Are there other reasons to restrict the size of VARCHAR fields to stick as closely as possible to the size of the data? I’m thinking of
- Performance: Is there an advantage to using a smaller n when selecting, filtering and sorting on the data?
- Memory, including on the application side (C++)?
- Style/validation: How important do you consider restricting colunm size to force non-sensical data imports to fail (such as 200-character surnames)?
- Anything else?
Background: I help data integrators with the design of data flows into a database-backed system. They have to use an API that restricts their choice of data types. For character data, only VARCHAR(n) with n <= 255 is available; CHAR, NCHAR, NVARCHAR and TEXT are not. We’re trying to lay down some “good practices” rules, and the question has come up if there is a real detriment to using VARCHAR(255) even for data where real maximum sizes will never exceed 30 bytes or so.
Typical data volumes for one table are 1-10 Mio records with up to 150 attributes. Query performance (SELECT, with frequently extensive WHERE clauses) and application-side retrieval performance are paramount.

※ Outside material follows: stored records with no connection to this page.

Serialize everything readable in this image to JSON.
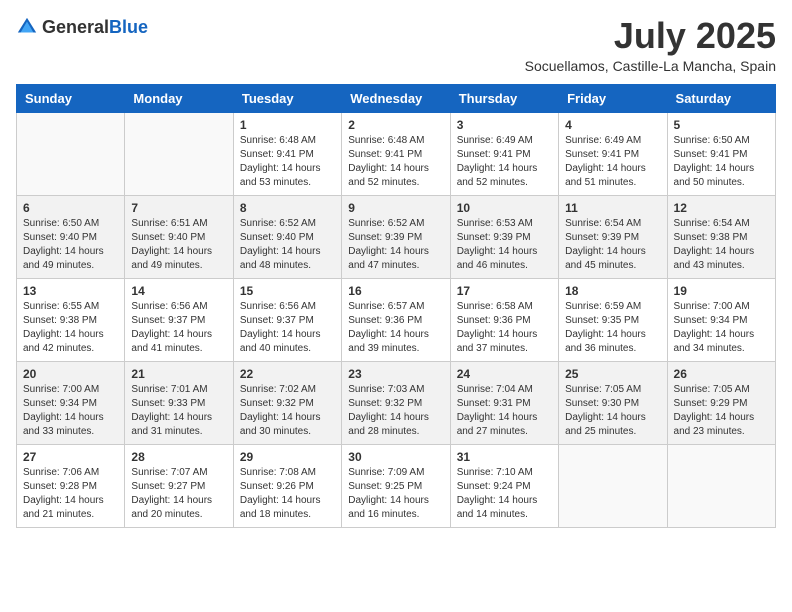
{
  "header": {
    "logo_general": "General",
    "logo_blue": "Blue",
    "month_title": "July 2025",
    "subtitle": "Socuellamos, Castille-La Mancha, Spain"
  },
  "weekdays": [
    "Sunday",
    "Monday",
    "Tuesday",
    "Wednesday",
    "Thursday",
    "Friday",
    "Saturday"
  ],
  "weeks": [
    [
      {
        "day": "",
        "sunrise": "",
        "sunset": "",
        "daylight": ""
      },
      {
        "day": "",
        "sunrise": "",
        "sunset": "",
        "daylight": ""
      },
      {
        "day": "1",
        "sunrise": "Sunrise: 6:48 AM",
        "sunset": "Sunset: 9:41 PM",
        "daylight": "Daylight: 14 hours and 53 minutes."
      },
      {
        "day": "2",
        "sunrise": "Sunrise: 6:48 AM",
        "sunset": "Sunset: 9:41 PM",
        "daylight": "Daylight: 14 hours and 52 minutes."
      },
      {
        "day": "3",
        "sunrise": "Sunrise: 6:49 AM",
        "sunset": "Sunset: 9:41 PM",
        "daylight": "Daylight: 14 hours and 52 minutes."
      },
      {
        "day": "4",
        "sunrise": "Sunrise: 6:49 AM",
        "sunset": "Sunset: 9:41 PM",
        "daylight": "Daylight: 14 hours and 51 minutes."
      },
      {
        "day": "5",
        "sunrise": "Sunrise: 6:50 AM",
        "sunset": "Sunset: 9:41 PM",
        "daylight": "Daylight: 14 hours and 50 minutes."
      }
    ],
    [
      {
        "day": "6",
        "sunrise": "Sunrise: 6:50 AM",
        "sunset": "Sunset: 9:40 PM",
        "daylight": "Daylight: 14 hours and 49 minutes."
      },
      {
        "day": "7",
        "sunrise": "Sunrise: 6:51 AM",
        "sunset": "Sunset: 9:40 PM",
        "daylight": "Daylight: 14 hours and 49 minutes."
      },
      {
        "day": "8",
        "sunrise": "Sunrise: 6:52 AM",
        "sunset": "Sunset: 9:40 PM",
        "daylight": "Daylight: 14 hours and 48 minutes."
      },
      {
        "day": "9",
        "sunrise": "Sunrise: 6:52 AM",
        "sunset": "Sunset: 9:39 PM",
        "daylight": "Daylight: 14 hours and 47 minutes."
      },
      {
        "day": "10",
        "sunrise": "Sunrise: 6:53 AM",
        "sunset": "Sunset: 9:39 PM",
        "daylight": "Daylight: 14 hours and 46 minutes."
      },
      {
        "day": "11",
        "sunrise": "Sunrise: 6:54 AM",
        "sunset": "Sunset: 9:39 PM",
        "daylight": "Daylight: 14 hours and 45 minutes."
      },
      {
        "day": "12",
        "sunrise": "Sunrise: 6:54 AM",
        "sunset": "Sunset: 9:38 PM",
        "daylight": "Daylight: 14 hours and 43 minutes."
      }
    ],
    [
      {
        "day": "13",
        "sunrise": "Sunrise: 6:55 AM",
        "sunset": "Sunset: 9:38 PM",
        "daylight": "Daylight: 14 hours and 42 minutes."
      },
      {
        "day": "14",
        "sunrise": "Sunrise: 6:56 AM",
        "sunset": "Sunset: 9:37 PM",
        "daylight": "Daylight: 14 hours and 41 minutes."
      },
      {
        "day": "15",
        "sunrise": "Sunrise: 6:56 AM",
        "sunset": "Sunset: 9:37 PM",
        "daylight": "Daylight: 14 hours and 40 minutes."
      },
      {
        "day": "16",
        "sunrise": "Sunrise: 6:57 AM",
        "sunset": "Sunset: 9:36 PM",
        "daylight": "Daylight: 14 hours and 39 minutes."
      },
      {
        "day": "17",
        "sunrise": "Sunrise: 6:58 AM",
        "sunset": "Sunset: 9:36 PM",
        "daylight": "Daylight: 14 hours and 37 minutes."
      },
      {
        "day": "18",
        "sunrise": "Sunrise: 6:59 AM",
        "sunset": "Sunset: 9:35 PM",
        "daylight": "Daylight: 14 hours and 36 minutes."
      },
      {
        "day": "19",
        "sunrise": "Sunrise: 7:00 AM",
        "sunset": "Sunset: 9:34 PM",
        "daylight": "Daylight: 14 hours and 34 minutes."
      }
    ],
    [
      {
        "day": "20",
        "sunrise": "Sunrise: 7:00 AM",
        "sunset": "Sunset: 9:34 PM",
        "daylight": "Daylight: 14 hours and 33 minutes."
      },
      {
        "day": "21",
        "sunrise": "Sunrise: 7:01 AM",
        "sunset": "Sunset: 9:33 PM",
        "daylight": "Daylight: 14 hours and 31 minutes."
      },
      {
        "day": "22",
        "sunrise": "Sunrise: 7:02 AM",
        "sunset": "Sunset: 9:32 PM",
        "daylight": "Daylight: 14 hours and 30 minutes."
      },
      {
        "day": "23",
        "sunrise": "Sunrise: 7:03 AM",
        "sunset": "Sunset: 9:32 PM",
        "daylight": "Daylight: 14 hours and 28 minutes."
      },
      {
        "day": "24",
        "sunrise": "Sunrise: 7:04 AM",
        "sunset": "Sunset: 9:31 PM",
        "daylight": "Daylight: 14 hours and 27 minutes."
      },
      {
        "day": "25",
        "sunrise": "Sunrise: 7:05 AM",
        "sunset": "Sunset: 9:30 PM",
        "daylight": "Daylight: 14 hours and 25 minutes."
      },
      {
        "day": "26",
        "sunrise": "Sunrise: 7:05 AM",
        "sunset": "Sunset: 9:29 PM",
        "daylight": "Daylight: 14 hours and 23 minutes."
      }
    ],
    [
      {
        "day": "27",
        "sunrise": "Sunrise: 7:06 AM",
        "sunset": "Sunset: 9:28 PM",
        "daylight": "Daylight: 14 hours and 21 minutes."
      },
      {
        "day": "28",
        "sunrise": "Sunrise: 7:07 AM",
        "sunset": "Sunset: 9:27 PM",
        "daylight": "Daylight: 14 hours and 20 minutes."
      },
      {
        "day": "29",
        "sunrise": "Sunrise: 7:08 AM",
        "sunset": "Sunset: 9:26 PM",
        "daylight": "Daylight: 14 hours and 18 minutes."
      },
      {
        "day": "30",
        "sunrise": "Sunrise: 7:09 AM",
        "sunset": "Sunset: 9:25 PM",
        "daylight": "Daylight: 14 hours and 16 minutes."
      },
      {
        "day": "31",
        "sunrise": "Sunrise: 7:10 AM",
        "sunset": "Sunset: 9:24 PM",
        "daylight": "Daylight: 14 hours and 14 minutes."
      },
      {
        "day": "",
        "sunrise": "",
        "sunset": "",
        "daylight": ""
      },
      {
        "day": "",
        "sunrise": "",
        "sunset": "",
        "daylight": ""
      }
    ]
  ]
}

Data Integrity – By far the most important reason. If you create a column called
Surnamethat is 255 characters, you will likely get more than surnames. You’ll get first name, last name, middle name. You’ll get their favorite pet. You’ll get “Alice in the Accounting Department with the Triangle hair”. In short, you will make it easy for users to use the column as a notes/surname column. You want the cap to imped the users that try to put something other than a surname into that column. If you have a column that calls for a specific length (e.g. a US tax identifier is nine characters) but the column isvarchar(255), other developers will wonder what is going on and you likely get crap data as well.Indexing and row limits. In SQL Server you have a limit of 8060 bytes IIRC. Lots of fat non-varchar(max) columns with lots of data can quickly exceed that limit. In addition, indexes have a 900 bytes cap in width IIRC. So, if you wanted to index on your surname column and some others that contain lots of data, you could exceed this limit.
Reporting and external systems. As a report designer you must assume that if a column is declared with a max length of 255, it could have 255 characters. If the user can do it, they will do it. Thus, to say, “It probably won’t have more than 30 characters.” is not even remotely the same as “It cannot have more than 30 characters.” Never rely on the former. As a report designer, you have to work around the possibilities that users will enter a bunch of data into a column. That either means truncating the values (and if that is the case why have the additional space available?) or using CanGrow to make a lovely mess of a report. Either way, you make it harder on other developers to understand the intent of the column if the column size is so far out of whack with the actual data being stored.